In considering those factors likely to affect the outcome, it is also essential to determine in consultation with the client what information may be disclosed, what information will remain confidential, and for information to be disclosed the sequence of disclosure.
Finally, in preparing the client for mediation, if the client is to be (as is likely) an active participant, if may be of assistance to assist in development of required communication skills, just as if the client were being prepared to testify at trial.
When the mediation takes place, tactics which are distinctly different than those appropriate at trial are most effective. As noted above, the client must be educated as to the manner in which participation can be most effective.
Communications should be directed to the adverse party, not the mediator. The mediator, by virtue of her or his role in the process, is often misperceived as an adjudicator instead of facilitator. Keep in mind that resolution will be reached only if the adverse party is sold on the solution sought.
Carefully plan the structure and sequence of disclosures and negotiating positions in order to use the mediator effectively to set up momentum and to communicate information to other side in the sequence desired. Intentionally choose what to disclose, what to withhold, and when to change.
Be open to the tactic of item by item agreement, rather than trying to negotiate package agreement. The momentum created by repeated agreement regarding matters which are really uncontested or not of consequence to your client can be of great benefit as the mediation proceeds into negotiation of the difficult issues presented, since such agreements can give the mediator something to work with in bartering a perceived exchange of value, or even a simple perception of give and take.

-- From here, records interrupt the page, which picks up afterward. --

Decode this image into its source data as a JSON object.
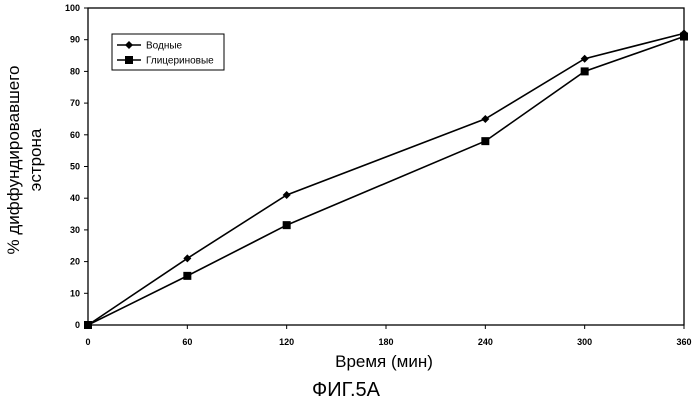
{
  "figure_label": "ФИГ.5А",
  "chart_data": {
    "type": "line",
    "title": "",
    "xlabel": "Время (мин)",
    "ylabel_lines": [
      "% диффундировавшего",
      "эстрона"
    ],
    "xlim": [
      0,
      360
    ],
    "ylim": [
      0,
      100
    ],
    "xticks": [
      0,
      60,
      120,
      180,
      240,
      300,
      360
    ],
    "yticks": [
      0,
      10,
      20,
      30,
      40,
      50,
      60,
      70,
      80,
      90,
      100
    ],
    "grid": false,
    "legend_position": "top-left",
    "series": [
      {
        "name": "Водные",
        "marker": "diamond",
        "color": "#000000",
        "x": [
          0,
          60,
          120,
          240,
          300,
          360
        ],
        "y": [
          0,
          21,
          41,
          65,
          84,
          92
        ]
      },
      {
        "name": "Глицериновые",
        "marker": "square",
        "color": "#000000",
        "x": [
          0,
          60,
          120,
          240,
          300,
          360
        ],
        "y": [
          0,
          15.5,
          31.5,
          58,
          80,
          91
        ]
      }
    ]
  }
}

Where there are substantial power disparities between the parties, use techniques designed to diminish or enhance the effect on the negotiations of those power disparities or adverse relational patterns. Such action is especially important where the client is in the weaker position. Some actions which can effectively disrupt an enhancement of a clients weakness include interrupting the discourse, assertively reinforcing the clients rights, and requesting a recess to reorient the client.

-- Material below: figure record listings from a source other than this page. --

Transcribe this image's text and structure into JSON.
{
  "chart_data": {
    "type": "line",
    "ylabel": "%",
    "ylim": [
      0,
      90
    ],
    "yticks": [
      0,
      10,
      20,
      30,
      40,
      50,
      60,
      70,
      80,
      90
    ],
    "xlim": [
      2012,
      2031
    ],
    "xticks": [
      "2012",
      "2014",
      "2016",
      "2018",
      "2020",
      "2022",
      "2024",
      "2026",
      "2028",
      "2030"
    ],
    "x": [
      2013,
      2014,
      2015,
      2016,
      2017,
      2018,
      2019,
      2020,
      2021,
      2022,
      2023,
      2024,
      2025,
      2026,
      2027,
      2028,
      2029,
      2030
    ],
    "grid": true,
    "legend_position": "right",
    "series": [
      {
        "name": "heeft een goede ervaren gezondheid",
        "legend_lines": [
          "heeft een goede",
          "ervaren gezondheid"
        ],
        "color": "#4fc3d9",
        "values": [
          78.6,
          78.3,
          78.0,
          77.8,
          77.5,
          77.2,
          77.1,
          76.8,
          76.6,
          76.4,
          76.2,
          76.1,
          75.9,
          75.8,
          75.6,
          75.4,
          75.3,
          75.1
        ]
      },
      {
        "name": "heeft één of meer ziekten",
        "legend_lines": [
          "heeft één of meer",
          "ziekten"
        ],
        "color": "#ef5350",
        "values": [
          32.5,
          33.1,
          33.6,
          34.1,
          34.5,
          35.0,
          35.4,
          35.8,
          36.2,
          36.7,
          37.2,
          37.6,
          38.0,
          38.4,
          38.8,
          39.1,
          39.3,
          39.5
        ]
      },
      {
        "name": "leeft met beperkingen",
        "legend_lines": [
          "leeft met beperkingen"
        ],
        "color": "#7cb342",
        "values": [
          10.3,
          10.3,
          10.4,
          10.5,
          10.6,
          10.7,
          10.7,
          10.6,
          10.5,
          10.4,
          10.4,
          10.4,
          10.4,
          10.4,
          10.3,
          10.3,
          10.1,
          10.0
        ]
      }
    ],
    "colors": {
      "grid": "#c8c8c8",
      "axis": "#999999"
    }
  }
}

It is often useful to have a draft settlement agreement prepared prior to mediation, possibly with blanks for amounts or other negotiable positions, for use during and at the conclusion of the mediation. Such a draft may also serve as a checklist for issues to be resolved.

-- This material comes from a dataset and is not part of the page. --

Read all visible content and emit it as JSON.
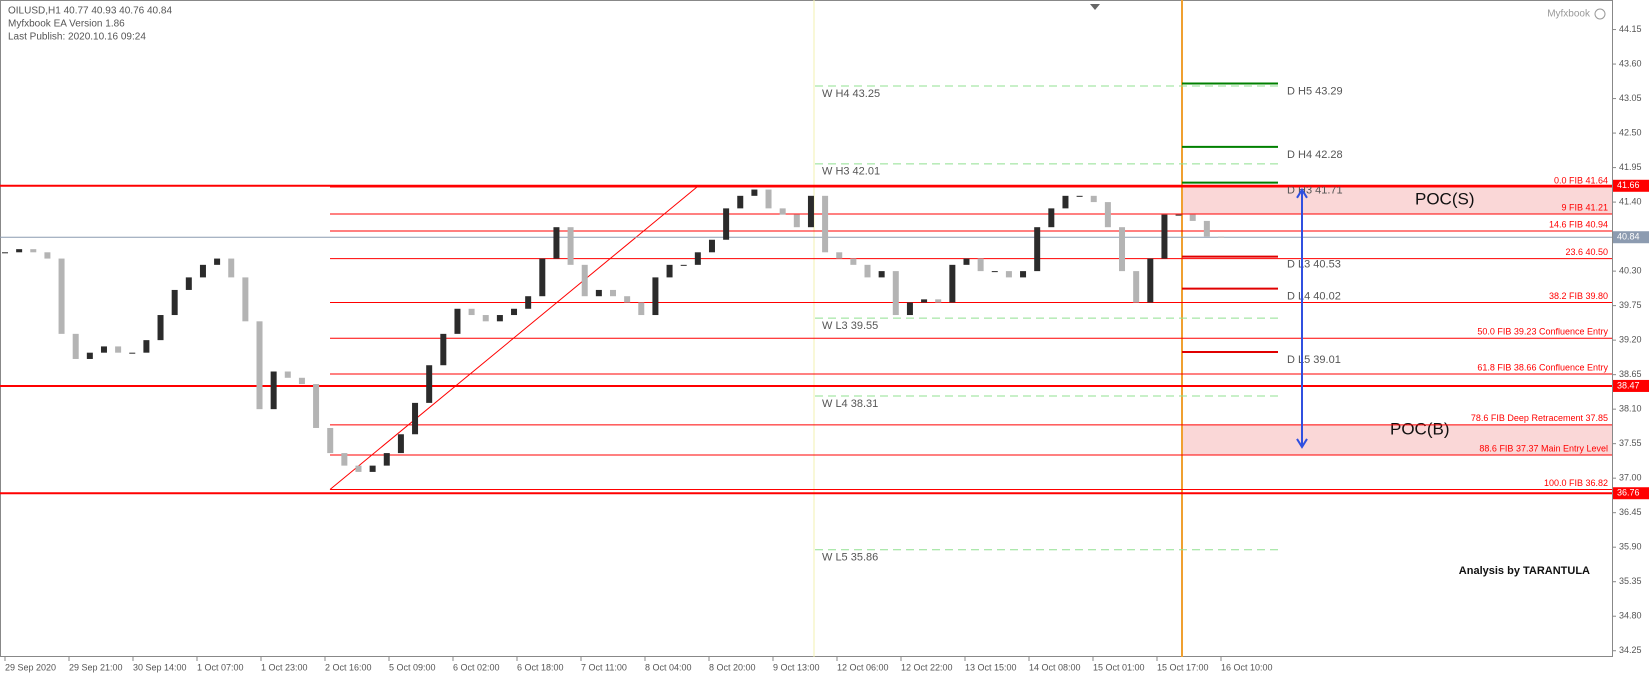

Client and lawyer preparation for and participation in mediation is a demanding task. It requires a strong sensitivity to the needs and true interests of the client, an assertive advocacy role by the lawyer, and thorough knowledge of the mediation process. Through complete preparation, and awareness of the ethical issues presented by representation in an environment without procedural or substantive protections, however, the lawyer can "zealously pursue clients interests within the bounds of the law."